Cautionary Statement Regarding Forward-Looking Statements


Any statements in this Current Report on Form 8-K about future expectations, plans and prospects for the Company, including statements about the expected timetable for consummation of the proposed Merger, and any other statements about the Company, or about the Company’s future expectations, beliefs, goals, plans or prospects, constitute forward-looking statements within the meaning of Private Securities Litigations Reform Act of 1995. Any statements that are not statements of historical fact (including statements containing the words “believes,” “plans,” “anticipates,” “expects,” “estimates” and similar expressions) should also be considered forward-looking statements. A number of important factors could cause actual results or events to differ materially from those indicated by such forward-looking statements, including the parties’ ability to consummate the Merger; the conditions to the completion of the Merger; the parties’ ability to meet expectations regarding the timing, completion and accounting and tax treatments of the Merger; the possibility that the parties may be unable to achieve expected synergies and operating efficiencies within the expected time-frames or at all or be unable to successfully integrate Estill’s operations into those of the Company; the possibility that the integration of Estill into the Company may be more difficult, time consuming or costly than expected; resulting increases in operating costs, customer loss and business disruption (including, without limitation, difficulties in maintaining relationships with employees, customers, clients or suppliers); the ability of the Company to retain certain key employees of Estill; and the other risks and uncertainties described in the Company’s reports filed with the Securities and Exchange Commission, including its Annual Report on Form 10-K for the fiscal year ended December 31, 2013. The Company assumes no obligation to publicly update or supplement any forward-looking statement to reflect actual results or changes in other factors affecting these forward-looking statements, except as required by law.


Item 7.01     Regulation FD Disclosure.


On October 23, 2014, the Company and Estill held a joint conference call to discuss the Merger.
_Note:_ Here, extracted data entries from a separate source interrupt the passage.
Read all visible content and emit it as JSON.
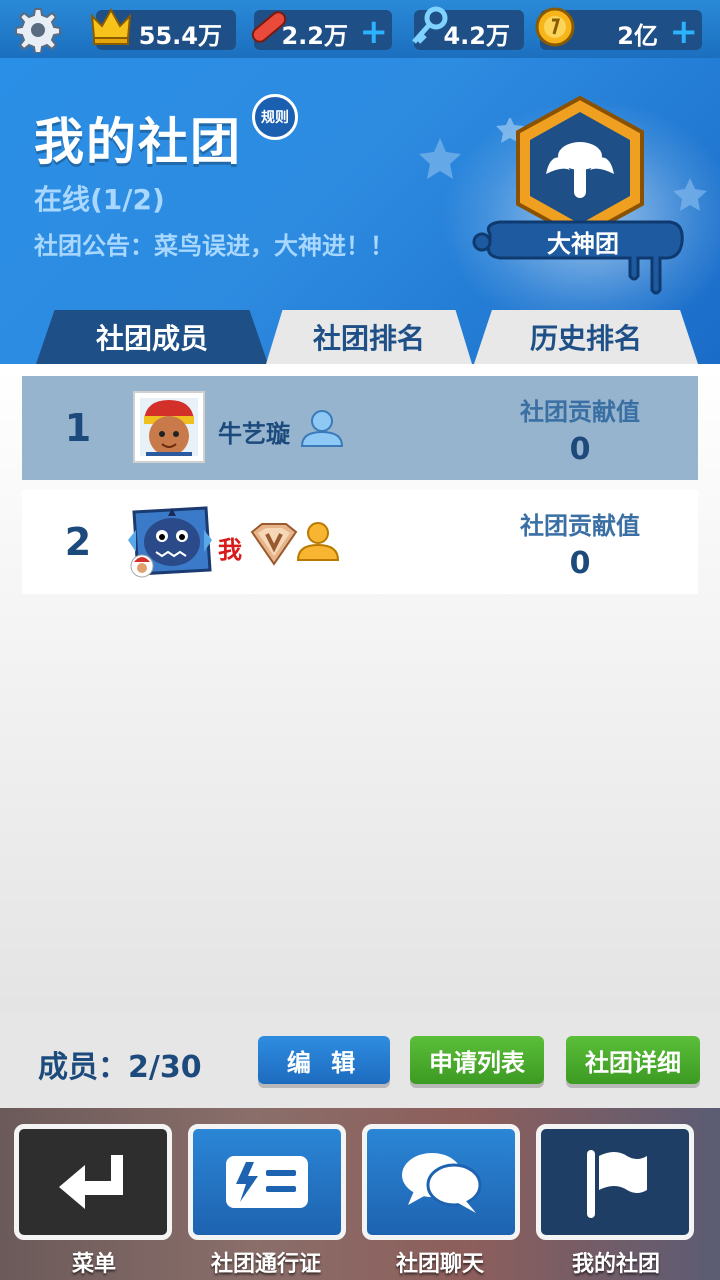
{
  "topbar": {
    "crown_value": "55.4万",
    "skateboard_value": "2.2万",
    "key_value": "4.2万",
    "coin_value": "2亿",
    "plus": "+"
  },
  "header": {
    "title": "我的社团",
    "rules": "规则",
    "online": "在线(1/2)",
    "notice": "社团公告：菜鸟误进，大神进！！",
    "crew_name": "大神团"
  },
  "tabs": [
    {
      "label": "社团成员",
      "active": true
    },
    {
      "label": "社团排名",
      "active": false
    },
    {
      "label": "历史排名",
      "active": false
    }
  ],
  "members": [
    {
      "rank": "1",
      "name": "牛艺璇",
      "contrib_label": "社团贡献值",
      "contrib": "0"
    },
    {
      "rank": "2",
      "name": "我",
      "contrib_label": "社团贡献值",
      "contrib": "0"
    }
  ],
  "actions": {
    "member_count": "成员：2/30",
    "edit": "编 辑",
    "apply_list": "申请列表",
    "details": "社团详细"
  },
  "nav": [
    {
      "label": "菜单",
      "icon": "return-icon"
    },
    {
      "label": "社团通行证",
      "icon": "pass-icon"
    },
    {
      "label": "社团聊天",
      "icon": "chat-icon"
    },
    {
      "label": "我的社团",
      "icon": "flag-icon"
    }
  ],
  "colors": {
    "accent_blue": "#1e4f86",
    "header_blue": "#2a8fe6",
    "button_green": "#4aab2c",
    "me_red": "#d81a1a"
  }
}
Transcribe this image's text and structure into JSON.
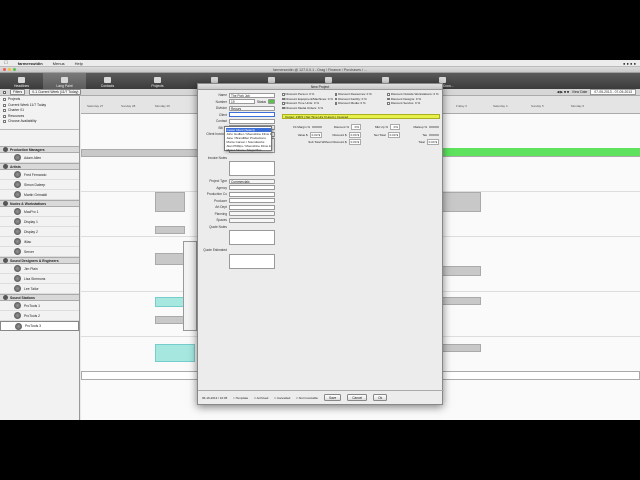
{
  "menubar": {
    "app": "farmerswidin",
    "items": [
      "Menus",
      "Help"
    ]
  },
  "window": {
    "title": "farmerswidin @ 127.0.0.1 - Drag / Finance / Purchases / ..."
  },
  "toolbar": {
    "items": [
      "Headlines",
      "Lang Paint",
      "Contacts",
      "Projects",
      "Invoice Project",
      "Event Schedule",
      "Direct Reports",
      "Projects",
      "Notes / Docs..."
    ]
  },
  "subbar": {
    "filter_label": "Filters",
    "range_label": "0-1 Current Week (11/7 Today)",
    "view_label": "View Date",
    "date_range": "07-05-2013 - 07-05-2013"
  },
  "filters": [
    "Projects",
    "Current Week 11/7 Today",
    "Charter 01",
    "Resources",
    "Choose Availability"
  ],
  "left_panel": {
    "categories": [
      {
        "name": "Production Managers",
        "people": [
          "Adam Allen"
        ]
      },
      {
        "name": "Artists",
        "people": [
          "Fred Fernando",
          "Simon Daleep",
          "Martin Grimaldi"
        ]
      },
      {
        "name": "Nodes & Workstations",
        "people": [
          "MacPro 1",
          "Display 1",
          "Display 2",
          "iMac",
          "Server"
        ]
      },
      {
        "name": "Sound Designers & Engineers",
        "people": [
          "Jim Plain",
          "Lisa Simmons",
          "Lee Tailor"
        ]
      },
      {
        "name": "Sound Stations",
        "people": [
          "ProTools 1",
          "ProTools 2",
          "ProTools 3"
        ]
      }
    ]
  },
  "grid": {
    "days": [
      "Saturday 27",
      "Sunday 28",
      "Monday 29",
      "Tuesday 30",
      "Wednesday 1",
      "Thursday 2",
      "Friday 3",
      "Saturday 4",
      "Sunday 5",
      "Monday 6"
    ]
  },
  "dialog": {
    "title": "New Project",
    "fields": [
      {
        "label": "Name",
        "value": "The Pork Job"
      },
      {
        "label": "Number",
        "value": "19"
      },
      {
        "label": "Division",
        "value": "Recurs"
      },
      {
        "label": "Client",
        "value": ""
      },
      {
        "label": "Contact",
        "value": ""
      },
      {
        "label": "Bill To",
        "value": ""
      },
      {
        "label": "Client Invoices",
        "value": ""
      }
    ],
    "status_label": "Status",
    "invoice_notes_label": "Invoice Notes",
    "project_type_label": "Project Type",
    "project_type_value": "Commercials",
    "fields2": [
      "Agency",
      "Production Co",
      "Producer",
      "Art Dept",
      "Planning",
      "Spaces",
      "Quote Notes",
      "Quote Estimated"
    ],
    "client_dropdown": [
      "Gewel Client (Select)",
      "John Godber / Moonshine Films Inc.",
      "Jane / Brandfilter Productions",
      "Monte Carson / Soundworks",
      "Alan Phillips / Moonshine Films Inc.",
      "Moses Moore / Mega Plus"
    ],
    "checkboxes": [
      "Discount Person: 0 %",
      "Discount Resources: 0 %",
      "Discount Outside Workstations: 0 %",
      "Discount Equipment/Machines: 0 %",
      "Discount Facility: 0 %",
      "Discount Designs: 0 %",
      "Discount Time Units: 0 %",
      "Discount Media: 0 %",
      "Discount Service: 0 %",
      "Discount Media Orders: 0 %"
    ],
    "yellow_bar": "Output: 138.5 | Net Time Hrs 0 Hours | Invoiced",
    "rates": [
      {
        "label": "Fit Margin %",
        "value": ""
      },
      {
        "label": "Discount %",
        "value": "0%"
      },
      {
        "label": "Mkt Up %",
        "value": "0%"
      },
      {
        "label": "Markup %",
        "value": ""
      },
      {
        "label": "Value $",
        "value": "0.00 $"
      },
      {
        "label": "Discount $",
        "value": "0.00 $"
      },
      {
        "label": "Net Total",
        "value": "0.00 $"
      },
      {
        "label": "Tax",
        "value": ""
      },
      {
        "label": "Sub Total Without Discount $",
        "value": "0.00 $"
      },
      {
        "label": "Total",
        "value": "0.00 $"
      }
    ],
    "footer_date": "06-16-2013 / 10:05",
    "footer_checks": [
      "Template",
      "Archived",
      "Cancelled",
      "Not Invoicable"
    ],
    "buttons": {
      "ok": "Ok",
      "cancel": "Cancel",
      "apply": "Apply",
      "save": "Save"
    }
  },
  "colors": {
    "toolbar": "#3b3b3b",
    "green": "#5fe35f",
    "teal": "#a6e8e0",
    "yellow": "#e6f04a"
  }
}
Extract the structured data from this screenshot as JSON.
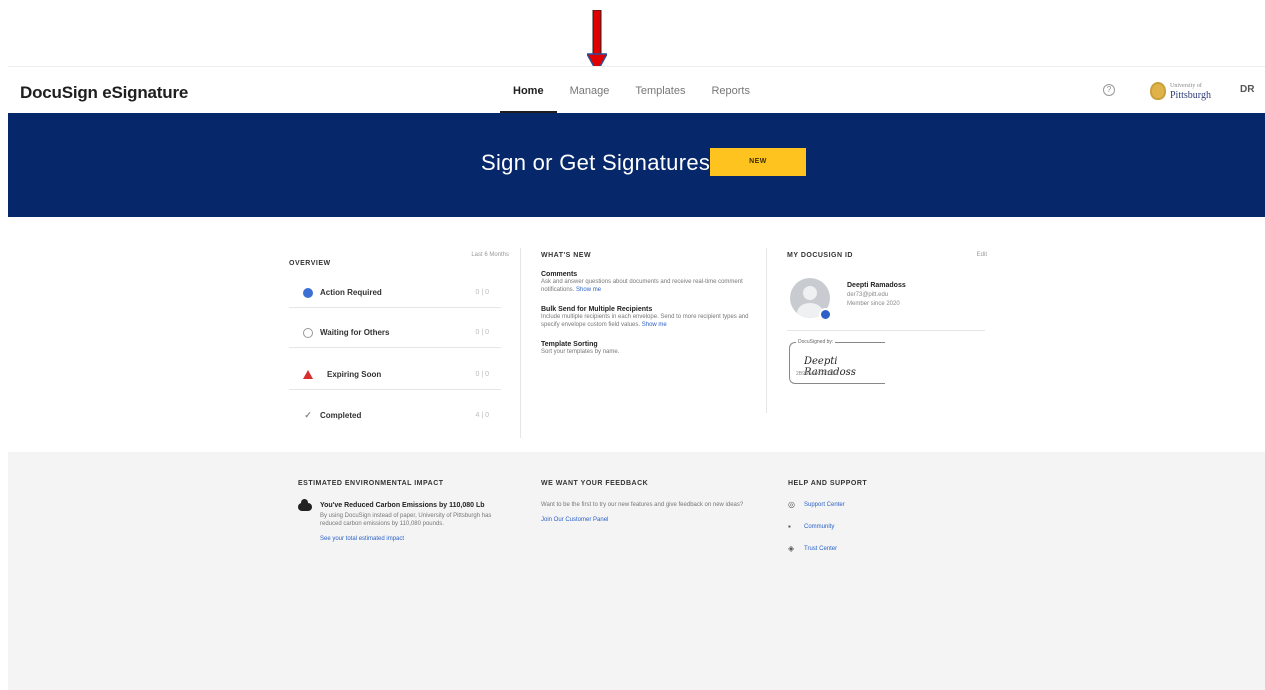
{
  "annotation": {
    "arrow_color": "#e00000"
  },
  "header": {
    "brand": "DocuSign eSignature",
    "tabs": [
      {
        "label": "Home",
        "active": true
      },
      {
        "label": "Manage",
        "active": false
      },
      {
        "label": "Templates",
        "active": false
      },
      {
        "label": "Reports",
        "active": false
      }
    ],
    "help_icon": "question-circle-icon",
    "account_logo": {
      "top": "University of",
      "main": "Pittsburgh"
    },
    "user_initials": "DR"
  },
  "banner": {
    "title": "Sign or Get Signatures",
    "start_button": "NEW",
    "background": "#07276b",
    "button_color": "#ffc31f"
  },
  "overview": {
    "heading": "OVERVIEW",
    "range": "Last 6 Months",
    "rows": [
      {
        "label": "Action Required",
        "count": "0 | 0",
        "icon": "action-dot-icon"
      },
      {
        "label": "Waiting for Others",
        "count": "0 | 0",
        "icon": "clock-icon"
      },
      {
        "label": "Expiring Soon",
        "count": "0 | 0",
        "icon": "warning-icon"
      },
      {
        "label": "Completed",
        "count": "4 | 0",
        "icon": "check-icon"
      }
    ]
  },
  "whats_new": {
    "heading": "WHAT'S NEW",
    "items": [
      {
        "title": "Comments",
        "body": "Ask and answer questions about documents and receive real-time comment notifications.",
        "link": "Show me"
      },
      {
        "title": "Bulk Send for Multiple Recipients",
        "body": "Include multiple recipients in each envelope. Send to more recipient types and specify envelope custom field values.",
        "link": "Show me"
      },
      {
        "title": "Template Sorting",
        "body": "Sort your templates by name.",
        "link": ""
      }
    ]
  },
  "my_docusign": {
    "heading": "MY DOCUSIGN ID",
    "edit": "Edit",
    "name": "Deepti Ramadoss",
    "email": "der73@pitt.edu",
    "member_since": "Member since 2020",
    "signature_caption": "DocuSigned by:",
    "signature": "Deepti Ramadoss",
    "signature_id": "2B9A9A8C3F75E4..."
  },
  "environment": {
    "heading": "ESTIMATED ENVIRONMENTAL IMPACT",
    "title": "You've Reduced Carbon Emissions by 110,080 Lb",
    "body": "By using DocuSign instead of paper, University of Pittsburgh has reduced carbon emissions by 110,080 pounds.",
    "link": "See your total estimated impact"
  },
  "feedback": {
    "heading": "WE WANT YOUR FEEDBACK",
    "body": "Want to be the first to try our new features and give feedback on new ideas?",
    "link": "Join Our Customer Panel"
  },
  "help_support": {
    "heading": "HELP AND SUPPORT",
    "items": [
      {
        "label": "Support Center",
        "icon": "support-icon"
      },
      {
        "label": "Community",
        "icon": "community-icon"
      },
      {
        "label": "Trust Center",
        "icon": "shield-icon"
      }
    ]
  }
}
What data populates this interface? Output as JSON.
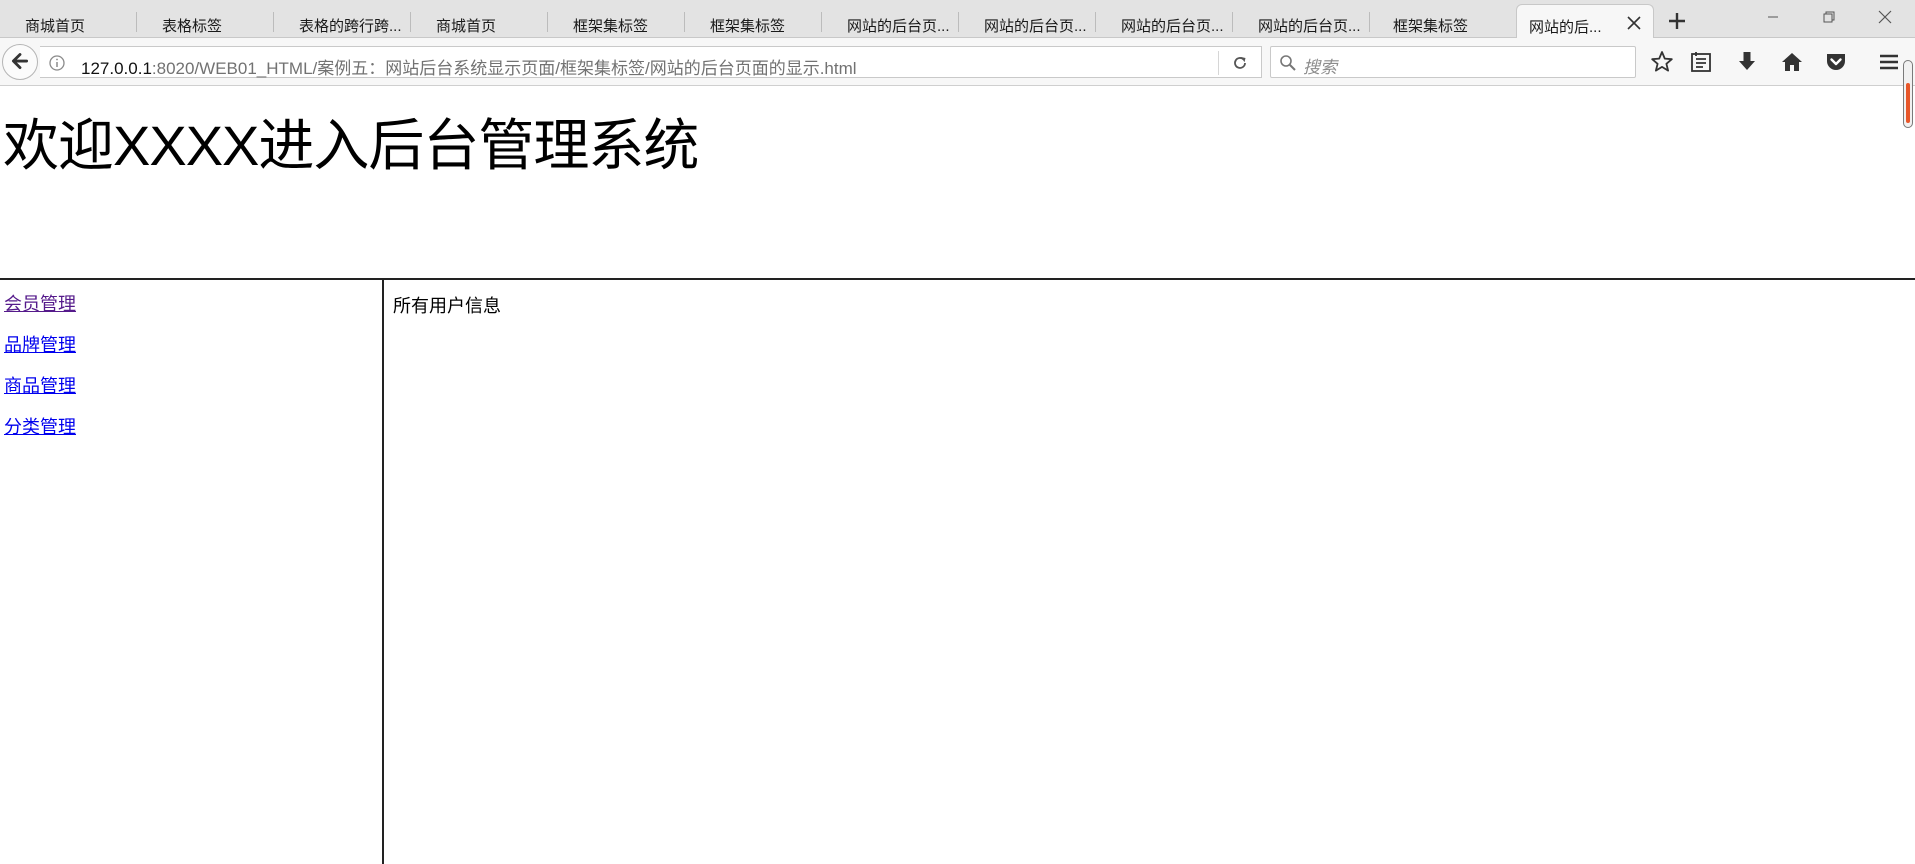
{
  "browser": {
    "tabs": [
      {
        "label": "商城首页",
        "active": false
      },
      {
        "label": "表格标签",
        "active": false
      },
      {
        "label": "表格的跨行跨...",
        "active": false
      },
      {
        "label": "商城首页",
        "active": false
      },
      {
        "label": "框架集标签",
        "active": false
      },
      {
        "label": "框架集标签",
        "active": false
      },
      {
        "label": "网站的后台页...",
        "active": false
      },
      {
        "label": "网站的后台页...",
        "active": false
      },
      {
        "label": "网站的后台页...",
        "active": false
      },
      {
        "label": "网站的后台页...",
        "active": false
      },
      {
        "label": "框架集标签",
        "active": false
      },
      {
        "label": "网站的后...",
        "active": true
      }
    ],
    "url": {
      "host": "127.0.0.1",
      "path": ":8020/WEB01_HTML/案例五：网站后台系统显示页面/框架集标签/网站的后台页面的显示.html"
    },
    "search_placeholder": "搜索",
    "icons": {
      "back": "back-arrow-icon",
      "info": "info-icon",
      "reload": "reload-icon",
      "search": "search-icon",
      "bookmark": "star-icon",
      "reading_list": "reading-list-icon",
      "download": "download-icon",
      "home": "home-icon",
      "pocket": "pocket-icon",
      "menu": "hamburger-menu-icon"
    }
  },
  "page": {
    "title": "欢迎XXXX进入后台管理系统",
    "nav": [
      {
        "label": "会员管理",
        "visited": true
      },
      {
        "label": "品牌管理",
        "visited": false
      },
      {
        "label": "商品管理",
        "visited": false
      },
      {
        "label": "分类管理",
        "visited": false
      }
    ],
    "main_text": "所有用户信息"
  },
  "colors": {
    "link": "#0000ee",
    "link_visited": "#551a8b",
    "frame_border": "#222222",
    "tabstrip_bg": "#e3e3e3",
    "toolbar_bg": "#f7f7f7"
  }
}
A copy of the slide presentation used during this conference call is attached hereto as Exhibit 99.2. All of the information in the conference call and in the slide presentation was presented as of October 23, 2014, except for information of which an earlier date is indicated, and the Company does not assume any obligation to update such information in the future. The information contained in this Item 7.01 and in Exhibit 99.2 attached to this report is being furnished to the Securities and Exchange Commission and shall not be deemed “filed” for purposes of Section 18 of the Securities Exchange Act of 1934, as amended (the “Exchange Act”), or otherwise subject to the liabilities of that Section, or incorporated by reference in any filing under the Exchange Act or the Securities Act of 1933, as amended, except as shall be expressly set forth by specific reference in such a filing.


Item 9.01     Financial Statements and Exhibits.


(d) Exhibits.


2.1   Agreement and Plan of Merger, dated as of October 21, 2014, by and among OxySure Systems, Inc., OSI Acquisition, Inc., Estill Medical Technologies, Inc., each of the shareholders of Estill Medical Technologies, Inc. and James T. Lopez, as agent and attorney-in-fact for the Securityholders (certain schedules and exhibits have been omitted pursuant to Item 601(b)(2) of Regulation S-K and will be furnished to the Securities and Exchange Commission upon request).
99.1     Press Release dated October 22, 2014 issued by OxySure Systems, Inc.
99.2   Slide Presentation dated October 2014






Pursuant to the requirements of the Securities Exchange Act of 1934, the registrant has duly caused this report to be signed on its behalf by the undersigned hereunto duly authorized.